ACID = Atomic, Consistent, Isolated, Durable. You get this for free in SQL. NoSQL document stores have it too now (MongoDB since 4.0), but the cost / scope differs.

Advanced: CAP, BASE & The Trade-offs

When you scale to multiple machines, you can pick at most two of: Consistency, Availability, Partition tolerance. Networks fail, so P is mandatory β€” the real choice is CP (refuse writes during a split, e.g. MongoDB primary) or AP (accept writes everywhere, reconcile later, e.g. Cassandra).

NoSQL often uses BASE instead of ACID: Basically Available, Soft state, Eventually consistent.
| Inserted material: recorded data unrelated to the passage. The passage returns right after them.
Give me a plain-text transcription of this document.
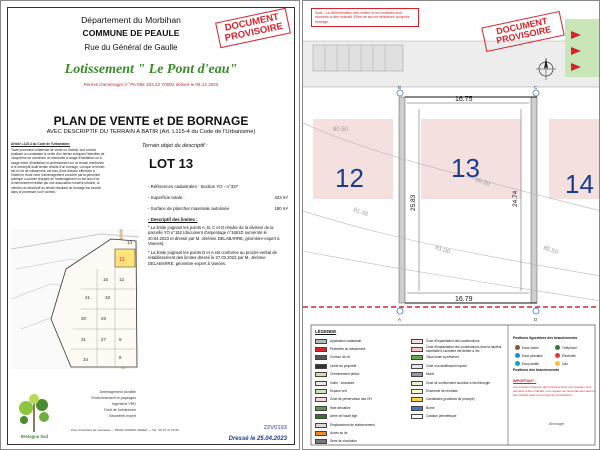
Département du Morbihan
COMMUNE DE PEAULE
Rue du Général de Gaulle
DOCUMENT PROVISOIRE
Lotissement " Le Pont d'eau"
Permis d'aménager n° PA 056 153 22 Y0002 délivré le 06.12.2022
PLAN DE VENTE et DE BORNAGE
AVEC DESCRIPTIF DU TERRAIN A BATIR (Art. L115-4 du Code de l'Urbanisme)

Article L115-4 du Code de l'Urbanisme:

Toute promesse unilatérale de vente ou d'achat, tout contrat réalisant ou constatant la vente d'un terrain indiquant l'intention de l'acquéreur de construire un immeuble à usage d'habitation ou à usage mixte d'habitation et professionnel sur ce terrain mentionne si le descriptif dudit terrain résulte d'un bornage. Lorsque le terrain est un lot de lotissement, est issu d'une division effectuée à l'intérieur d'une zone d'aménagement concerté par la personne publique ou privée chargée de l'aménagement ou est issu d'un remembrement réalisé par une association foncière urbaine, la mention du descriptif du terrain résultant du bornage est inscrite dans la promesse ou le contrat.

Terrain objet du descriptif :
LOT 13
- Références cadastrales : Section YO - n°337
- Superficie totale :	423 m²
- Surface de plancher maximale autorisée	180 m²
- Descriptif des limites :
* La limite joignant les points A, B, C et D résulte de la division de la parcelle YO n°152 (document d'arpentage n°1661D numéroté le 20.04.2023 et dressé par M. Jérémie DELABARRE, géomètre-expert à Vannes).
* La limite joignant les points D et A est conforme au procès-verbal de rétablissement des limites dressé le 27.03.2023 par M. Jérémie DELABARRE, géomètre-expert à Vannes.
14
13
15
18
21
26
30
27
31	9
8
34
12
Bretagne Sud
Aménagement durable
Environnement et paysages
Ingénierie VRD
Droit de l'urbanisme
Géomètre-expert
Zone d'Activités de Laroiseau — 56000 VANNES CEDEX — Tél : 02 97 47 22 80	22V0193
Dressé le 25.04.2023
B	C
A	D
16.75
16.79
25.83	24.74
80.50
81.00
80.50
81.00	80.50
12	13
14
Note : La détermination des limites et les surfaces sont données à titre indicatif. Elles ne seront définitives qu'après bornage.	DOCUMENT PROVISOIRE
LÉGENDE
Application cadastrale
Périmètre du lotissement
Contour de lot
Limite de propriété
Cheminement piéton
Voirie - chaussée
Espace vert
Zone de préservation des OH
Haie arbustive
Arbre de haute tige
Emplacement de stationnement
Accès au lot
Sens de circulation
Zone d'implantation des constructions
Zone d'implantation des constructions dont la hauteur maximale à l'acrotère est limitée à 3m
Talus boisé à préserver
Zone non aedificandi imposé
Muret
Zone de confinement soumise à l'archéologie
Ensemble de remblais
Candélabre (positions de principe)
Borne
Cotation périmétrique
Positions figuratives des branchements
Eaux usées	Téléphone
Eaux pluviales	Électricité
Eau potable	Gaz
Positions des branchements
IMPORTANT :
Les positions figurées des branchements aux réseaux sont données à titre indicatif. Les niveaux de raccordement devront être vérifiés avant tout projet de construction.
Bornage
Advanced: Replication & Sharding

  • Replication = copies of the same data on multiple machines. One primary for writes, replicas for reads. Survives a node failure.
  • Sharding = splitting the data itself across machines ("users 1–100 here, 101–200 there"). Lets you scale beyond one server's RAM.
Replication = high availability + read scaling. Sharding = write scaling. Most apps need replication long before sharding.

Advanced: Migrations & Schema Evolution

Production schemas change. Never edit them manually. Use migration tools (Prisma Migrate, Knex, Flyway, Liquibase) so every environment ends up identical and changes are reviewable in PRs.
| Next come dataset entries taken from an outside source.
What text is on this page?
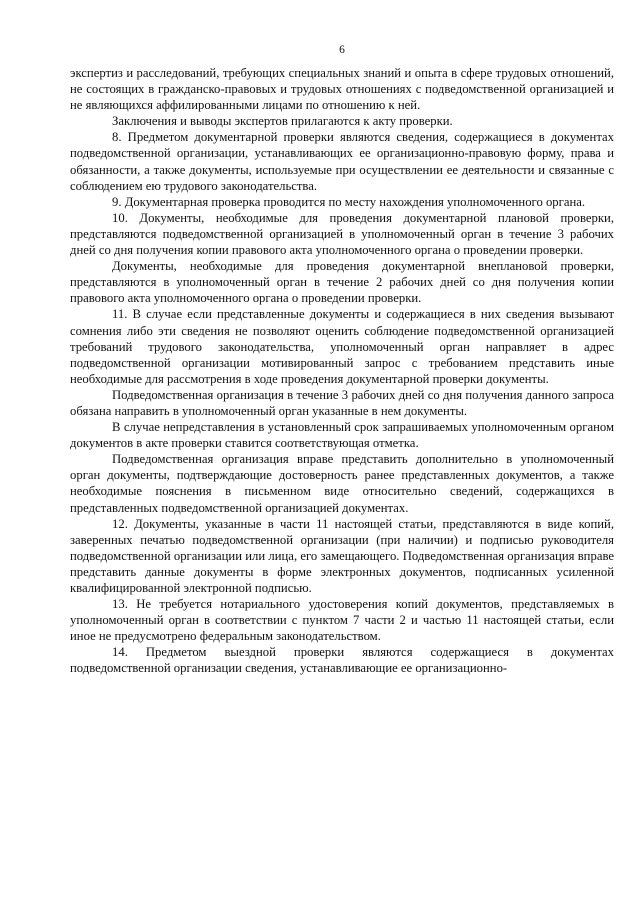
6

экспертиз и расследований, требующих специальных знаний и опыта в сфере трудовых отношений, не состоящих в гражданско-правовых и трудовых отношениях с подведомственной организацией и не являющихся аффилированными лицами по отношению к ней.

Заключения и выводы экспертов прилагаются к акту проверки.

8. Предметом документарной проверки являются сведения, содержащиеся в документах подведомственной организации, устанавливающих ее организационно-правовую форму, права и обязанности, а также документы, используемые при осуществлении ее деятельности и связанные с соблюдением ею трудового законодательства.

9. Документарная проверка проводится по месту нахождения уполномоченного органа.

10. Документы, необходимые для проведения документарной плановой проверки, представляются подведомственной организацией в уполномоченный орган в течение 3 рабочих дней со дня получения копии правового акта уполномоченного органа о проведении проверки.

Документы, необходимые для проведения документарной внеплановой проверки, представляются в уполномоченный орган в течение 2 рабочих дней со дня получения копии правового акта уполномоченного органа о проведении проверки.

11. В случае если представленные документы и содержащиеся в них сведения вызывают сомнения либо эти сведения не позволяют оценить соблюдение подведомственной организацией требований трудового законодательства, уполномоченный орган направляет в адрес подведомственной организации мотивированный запрос с требованием представить иные необходимые для рассмотрения в ходе проведения документарной проверки документы.

Подведомственная организация в течение 3 рабочих дней со дня получения данного запроса обязана направить в уполномоченный орган указанные в нем документы.

В случае непредставления в установленный срок запрашиваемых уполномоченным органом документов в акте проверки ставится соответствующая отметка.

Подведомственная организация вправе представить дополнительно в уполномоченный орган документы, подтверждающие достоверность ранее представленных документов, а также необходимые пояснения в письменном виде относительно сведений, содержащихся в представленных подведомственной организацией документах.

12. Документы, указанные в части 11 настоящей статьи, представляются в виде копий, заверенных печатью подведомственной организации (при наличии) и подписью руководителя подведомственной организации или лица, его замещающего. Подведомственная организация вправе представить данные документы в форме электронных документов, подписанных усиленной квалифицированной электронной подписью.

13. Не требуется нотариального удостоверения копий документов, представляемых в уполномоченный орган в соответствии с пунктом 7 части 2 и частью 11 настоящей статьи, если иное не предусмотрено федеральным законодательством.

14. Предметом выездной проверки являются содержащиеся в документах подведомственной организации сведения, устанавливающие ее организационно-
Golden rule: expand, then contract. Add the new column β†’ dual-write β†’ backfill β†’ switch reads β†’ drop the old column. Never break the old code in one step.

Advanced: Picking Between Postgres and Mongo (2026 Take)
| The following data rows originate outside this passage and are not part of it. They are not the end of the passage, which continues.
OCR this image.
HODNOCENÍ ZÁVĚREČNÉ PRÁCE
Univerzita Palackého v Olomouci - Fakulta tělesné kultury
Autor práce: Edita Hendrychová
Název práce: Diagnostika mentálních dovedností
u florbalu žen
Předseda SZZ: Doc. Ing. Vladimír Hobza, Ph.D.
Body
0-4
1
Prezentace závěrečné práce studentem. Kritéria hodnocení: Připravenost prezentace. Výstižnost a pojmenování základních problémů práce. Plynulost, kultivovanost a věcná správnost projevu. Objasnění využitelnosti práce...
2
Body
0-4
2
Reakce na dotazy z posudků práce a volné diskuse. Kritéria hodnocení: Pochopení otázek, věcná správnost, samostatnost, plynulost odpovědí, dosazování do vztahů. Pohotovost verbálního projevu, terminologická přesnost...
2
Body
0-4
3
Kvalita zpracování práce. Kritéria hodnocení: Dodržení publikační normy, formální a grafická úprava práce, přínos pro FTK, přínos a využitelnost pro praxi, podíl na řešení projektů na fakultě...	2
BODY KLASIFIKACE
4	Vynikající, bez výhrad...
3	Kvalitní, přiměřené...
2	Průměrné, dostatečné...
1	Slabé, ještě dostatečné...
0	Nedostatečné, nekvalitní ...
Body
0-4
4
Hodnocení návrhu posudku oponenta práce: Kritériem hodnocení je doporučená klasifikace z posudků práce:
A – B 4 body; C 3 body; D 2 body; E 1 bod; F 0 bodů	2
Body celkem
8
  • Pick Postgres when relationships matter, you want strong types, or you might need analytics queries later. JSONB even gives you document-store flexibility when you need it.
  • Pick MongoDB when documents are naturally self-contained, your shape changes weekly, or you want to start dead simple.
  • Add Redis to either one, almost always, for caching and sessions.
There is no universal winner β€” the answer is your access patterns.

Practice Path

1. Spin up Postgres in Docker, create a users and posts table with a foreign key, insert a few rows. 2. Connect from Node with pg using a pool, run a parameterised query. 3. Add an index on posts.created_at, compare EXPLAIN ANALYZE before and after. 4. Wrap a two-statement update in BEGIN/COMMIT and intentionally throw to see the rollback.